Bullfrogs are thought to asymmetrically increase fungal disease risk for other co-habitating amphibians
Dobson (2004) notes that in the future it will be beneficial to incorporate realistic transmission asymmetries (i.e. reservoir dynamics) and stochastic transmission events to understand the dynamics of generalist pathogens in nature. The analysis presented here assumes symmetrical transmission from species i to species j, but asymmetrical transmission appears common in natural systems.

For example, it is widely thought that bullfrogs increase fungal disease risk resulting from infection by the chytrid fungus Batrachochytrium dendrobatidis for other amphibians because they tolerate high infection levels for sustained periods (Shloegel et al. 2010). Dobson (2004) also discusses the potential for spatial structure to affect host contact rates. The current model does not include spatial dynamics, but in a real system, such questions may be relevent to managers attempting to spatially contain an epidemic.

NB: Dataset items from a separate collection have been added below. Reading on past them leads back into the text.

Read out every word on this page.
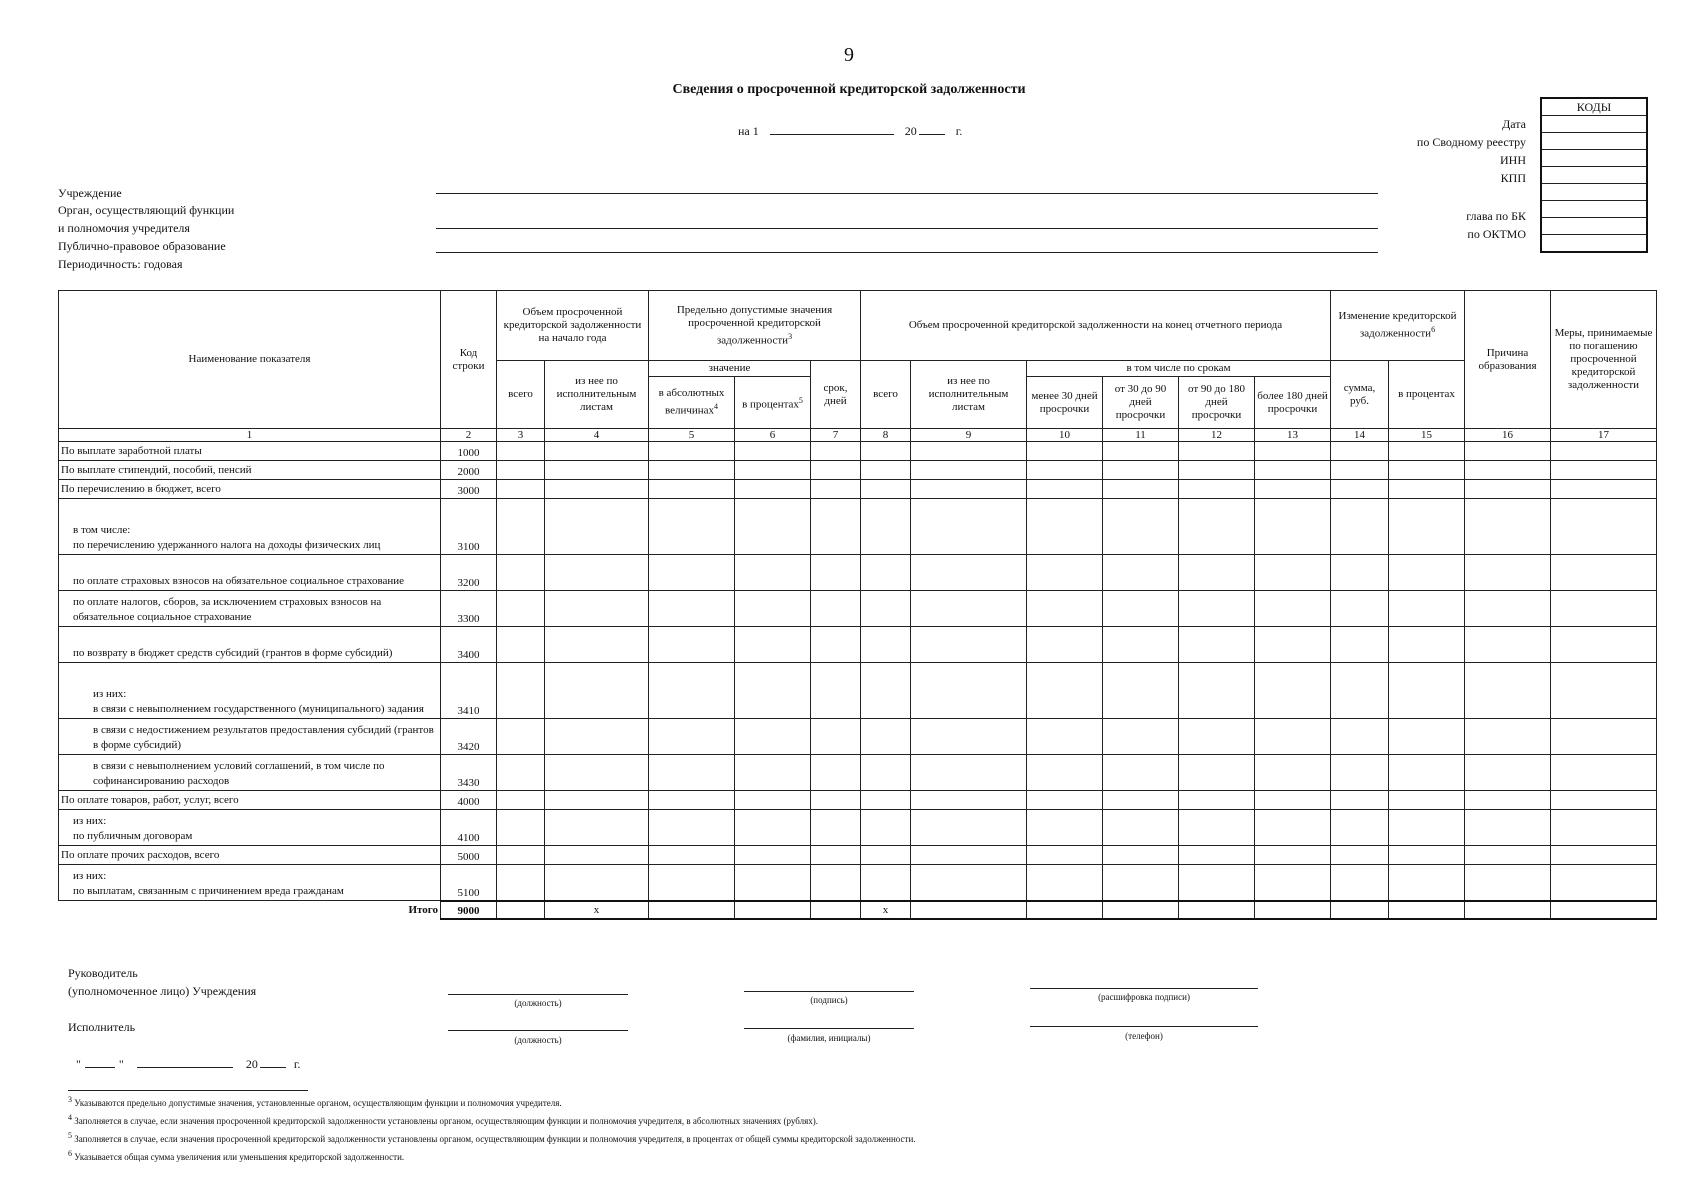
9
Сведения о просроченной кредиторской задолженности
на 1	20	г.	Дата
по Сводному реестру
ИНН
КПП
глава по БК
по ОКТМО
КОДЫ

Учреждение
Орган, осуществляющий функции
и полномочия учредителя
Публично-правовое образование
Периодичность: годовая
Наименование показателя	Код строки	Объем просроченной кредиторской задолженности на начало года		Предельно допустимые значения просроченной кредиторской задолженности$^3$			Объем просроченной кредиторской задолженности на конец отчетного периода						Изменение кредиторской задолженности$^6$		Причина образования	Меры, принимаемые по погашению просроченной кредиторской задолженности
		всего	из нее по исполнительным листам	значение		срок, дней	всего	из нее по исполнительным листам	в том числе по срокам				сумма, руб.	в процентах		
				в абсолютных величинах$^4$	в процентах$^5$				менее 30 дней просрочки	от 30 до 90 дней просрочки	от 90 до 180 дней просрочки	более 180 дней просрочки				
1	2	3	4	5	6	7	8	9	10	11	12	13	14	15	16	17
По выплате заработной платы	1000															
По выплате стипендий, пособий, пенсий	2000															
По перечислению в бюджет, всего	3000															
в том числе:
по перечислению удержанного налога на доходы физических лиц	3100															
по оплате страховых взносов на обязательное социальное страхование	3200															
по оплате налогов, сборов, за исключением страховых взносов на обязательное социальное страхование	3300															
по возврату в бюджет средств субсидий (грантов в форме субсидий)	3400															
из них:
в связи с невыполнением государственного (муниципального) задания	3410															
в связи с недостижением результатов предоставления субсидий (грантов в форме субсидий)	3420															
в связи с невыполнением условий соглашений, в том числе по софинансированию расходов	3430															
По оплате товаров, работ, услуг, всего	4000															
из них:
по публичным договорам	4100															
По оплате прочих расходов, всего	5000															
из них:
по выплатам, связанным с причинением вреда гражданам	5100															
Итого	9000		x				x									
Руководитель
(уполномоченное лицо) Учреждения
(должность)	(подпись)	(расшифровка подписи)
Исполнитель
(должность)	(фамилия, инициалы)	(телефон)
"	"	20	г.
$^3$ Указываются предельно допустимые значения, установленные органом, осуществляющим функции и полномочия учредителя.
$^4$ Заполняется в случае, если значения просроченной кредиторской задолженности установлены органом, осуществляющим функции и полномочия учредителя, в абсолютных значениях (рублях).
$^5$ Заполняется в случае, если значения просроченной кредиторской задолженности установлены органом, осуществляющим функции и полномочия учредителя, в процентах от общей суммы кредиторской задолженности.
$^6$ Указывается общая сумма увеличения или уменьшения кредиторской задолженности.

Finally, Dobson (2004) raises the possibility that because climate change is expected to facilitate the invasion of tropical vector-transmitted parasites into less-diverse temperate areas, there may be reason to expect more severe epidemics of diseases such as Lyme Disease and West Nile Virus.

Conclusions

The effects of host diversity on disease risk are mediated by transmission dynamics and the relationship between host contact rates and host density. Dobson (2004) helped motivate a wealth of recent theoretical and empirical investigations into diversity-disease relationships (reviewed in Keesing et al. 2010). Further, the model presented in his article provides a general framework for exploring the dynamics of transmission when host demographic rates are known, and a way to anticipate the effects of prospective management options, such as focusing efforts on hosts that account for a high amount of transmission amplification or reduction in a community. Although the net effect of host diversity on disease risk is still debated and empirically unresolved (Salkeld et al. 2013), this mathematical framework has provided a convenient and tractable device for representing the dynamics of generalist pathogens in host communities.

References

De Leo, G. & Dobson, A. (1996). Allometry and simple epidemic models for microparasites. Nature, 379, 720–722.

Deem, S.L., Karesh, W.B. & Weisman, W. (2001). Putting theory into practice: wildlife health in conservation. Cons. Biol., 15, 1224–1233.

Diekmann, O., Heesterbeek, J. & Metz, J. (1990). On the definition and the computation of the basic reproduction ratio R0 in models for infectious diseases in heterogeneous populations. J. Math. Biol., 28, 365–382.

Dobson, A. (2004). Population dynamics of pathogens with multiple host species. Am. Nat., 164 Suppl , S64–78.

Jacquez, J.A., Simon, C.P., Koopman, J., Sattenspiel, L. & Perry, T. (1988). Modeling and analyzing HIV transmission: the effect of contact patterns. Math. Biosci., 92, 119–199.

Jones, K.E., Patel, N.G., Levy, M.A, Storeygard, A., Balk, D., Gittleman, J.L. & Daszak, P. (2008). Global trends in emerging infectious diseases. Nature, 451, 990–993.

Keesing, F., Belden, L.K., Daszak, P., Dobson, A., Harvell, C.D., Holt, R.D., Hudson, P., Jolles, A., Jones, K.E., Mitchell, C.E., Myers, S.S., Bogich, T. & Ostfeld, R.S. (2010). Impacts of biodiversity on the emergence and transmission of infectious diseases. Nature, 468, 647–652.

Rudolf, V.H.W. & Antonovics, J. (2005). Species coexistence and pathogens with frequency-dependent transmission. Am. Nat., 166, 112–118.

Salkeld, D.J., Padgett, K.A. & Jones, J.H. (2013) A meta-analysis suggesting that the relationship between biodiversity and risk of zoonotic pathogen transmission is idiosyncratic. Ecology Letters, in press.